Reflecting on Social Justice Issues (re-entry)

Rationale/development

This activity is designed to help students understand their own and partners’ conceptions of social justice issues. The issues addressed in this activity were collaboratively identified by the Macquarie University team and our partners. Students may be encountering these issues for the first time; this activity is intended to prepare them to approach the issues sensitively and in a non-colonial way. The use of drawing as a methodology disrupts the privileging of the written word in research and teaching practice, and allows students to express their felt sense of issues in a way that respects individual ways of knowing and communicating.

Aims and outcomes 

  • It is important for students undertaking international mobility activities to understand the social justice issues that partner organisations aim to address.
  • The aim of this activity is to help students re-examine their own conceptions of these issues, based upon their experiences in-country.
  • This activity draws on students’ own prior knowledge and their in-country experiences.

Time

  • 45 minutes to 1 hour

Materials

  • Unruled paper
  • Drawing materials (e.g. felt tip markers, oil pastels, crayons, etc.)
  • Photographs of students’ pre-departure drawings

The process

1. Provide students with 8 sheets of paper.

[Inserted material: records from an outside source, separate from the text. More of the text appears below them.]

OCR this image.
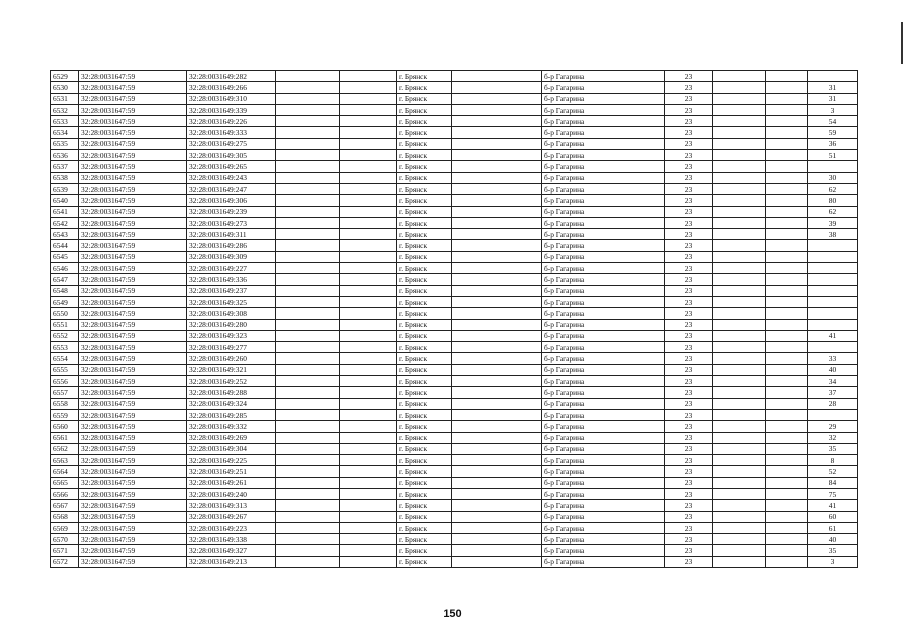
6529	32:28:0031647:59	32:28:0031649:282			г. Брянск		б-р Гагарина	23			
6530	32:28:0031647:59	32:28:0031649:266			г. Брянск		б-р Гагарина	23			31
6531	32:28:0031647:59	32:28:0031649:310			г. Брянск		б-р Гагарина	23			31
6532	32:28:0031647:59	32:28:0031649:339			г. Брянск		б-р Гагарина	23			3
6533	32:28:0031647:59	32:28:0031649:226			г. Брянск		б-р Гагарина	23			54
6534	32:28:0031647:59	32:28:0031649:333			г. Брянск		б-р Гагарина	23			59
6535	32:28:0031647:59	32:28:0031649:275			г. Брянск		б-р Гагарина	23			36
6536	32:28:0031647:59	32:28:0031649:305			г. Брянск		б-р Гагарина	23			51
6537	32:28:0031647:59	32:28:0031649:265			г. Брянск		б-р Гагарина	23			
6538	32:28:0031647:59	32:28:0031649:243			г. Брянск		б-р Гагарина	23			30
6539	32:28:0031647:59	32:28:0031649:247			г. Брянск		б-р Гагарина	23			62
6540	32:28:0031647:59	32:28:0031649:306			г. Брянск		б-р Гагарина	23			80
6541	32:28:0031647:59	32:28:0031649:239			г. Брянск		б-р Гагарина	23			62
6542	32:28:0031647:59	32:28:0031649:273			г. Брянск		б-р Гагарина	23			39
6543	32:28:0031647:59	32:28:0031649:311			г. Брянск		б-р Гагарина	23			38
6544	32:28:0031647:59	32:28:0031649:286			г. Брянск		б-р Гагарина	23			
6545	32:28:0031647:59	32:28:0031649:309			г. Брянск		б-р Гагарина	23			
6546	32:28:0031647:59	32:28:0031649:227			г. Брянск		б-р Гагарина	23			
6547	32:28:0031647:59	32:28:0031649:336			г. Брянск		б-р Гагарина	23			
6548	32:28:0031647:59	32:28:0031649:237			г. Брянск		б-р Гагарина	23			
6549	32:28:0031647:59	32:28:0031649:325			г. Брянск		б-р Гагарина	23			
6550	32:28:0031647:59	32:28:0031649:308			г. Брянск		б-р Гагарина	23			
6551	32:28:0031647:59	32:28:0031649:280			г. Брянск		б-р Гагарина	23			
6552	32:28:0031647:59	32:28:0031649:323			г. Брянск		б-р Гагарина	23			41
6553	32:28:0031647:59	32:28:0031649:277			г. Брянск		б-р Гагарина	23			
6554	32:28:0031647:59	32:28:0031649:260			г. Брянск		б-р Гагарина	23			33
6555	32:28:0031647:59	32:28:0031649:321			г. Брянск		б-р Гагарина	23			40
6556	32:28:0031647:59	32:28:0031649:252			г. Брянск		б-р Гагарина	23			34
6557	32:28:0031647:59	32:28:0031649:288			г. Брянск		б-р Гагарина	23			37
6558	32:28:0031647:59	32:28:0031649:324			г. Брянск		б-р Гагарина	23			28
6559	32:28:0031647:59	32:28:0031649:285			г. Брянск		б-р Гагарина	23			
6560	32:28:0031647:59	32:28:0031649:332			г. Брянск		б-р Гагарина	23			29
6561	32:28:0031647:59	32:28:0031649:269			г. Брянск		б-р Гагарина	23			32
6562	32:28:0031647:59	32:28:0031649:304			г. Брянск		б-р Гагарина	23			35
6563	32:28:0031647:59	32:28:0031649:225			г. Брянск		б-р Гагарина	23			8
6564	32:28:0031647:59	32:28:0031649:251			г. Брянск		б-р Гагарина	23			52
6565	32:28:0031647:59	32:28:0031649:261			г. Брянск		б-р Гагарина	23			84
6566	32:28:0031647:59	32:28:0031649:240			г. Брянск		б-р Гагарина	23			75
6567	32:28:0031647:59	32:28:0031649:313			г. Брянск		б-р Гагарина	23			41
6568	32:28:0031647:59	32:28:0031649:267			г. Брянск		б-р Гагарина	23			60
6569	32:28:0031647:59	32:28:0031649:223			г. Брянск		б-р Гагарина	23			61
6570	32:28:0031647:59	32:28:0031649:338			г. Брянск		б-р Гагарина	23			40
6571	32:28:0031647:59	32:28:0031649:327			г. Брянск		б-р Гагарина	23			35
6572	32:28:0031647:59	32:28:0031649:213			г. Брянск		б-р Гагарина	23			3
150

2. Explain to students that this activity aims to re-examine their conceptions of a range of social justice issues now that they have worked with organisations in-country. Possible issues to address include:

  • Disability
  • Environment
  • Gender
  • Health
  • Indigenous peoples’ rights
  • Land rights
  • Trauma
  • Workers’ rights

3. Ask students to express their feelings and responses to these issues in any way they like (e.g. drawing, writing, etc.) and to photograph their responses to save them for future reference.

4. Have a group discussion via a felt-knowing reflective activity about students’ understandings of the issues now that they have worked in-country.

5. Examine the students’ drawings from the pre-departure activity and compare them to their drawings from this activity.

6. Discuss the ways in which the two sets of drawings differ, and ask students to reflect on why this is so and the impact of their experience in-country.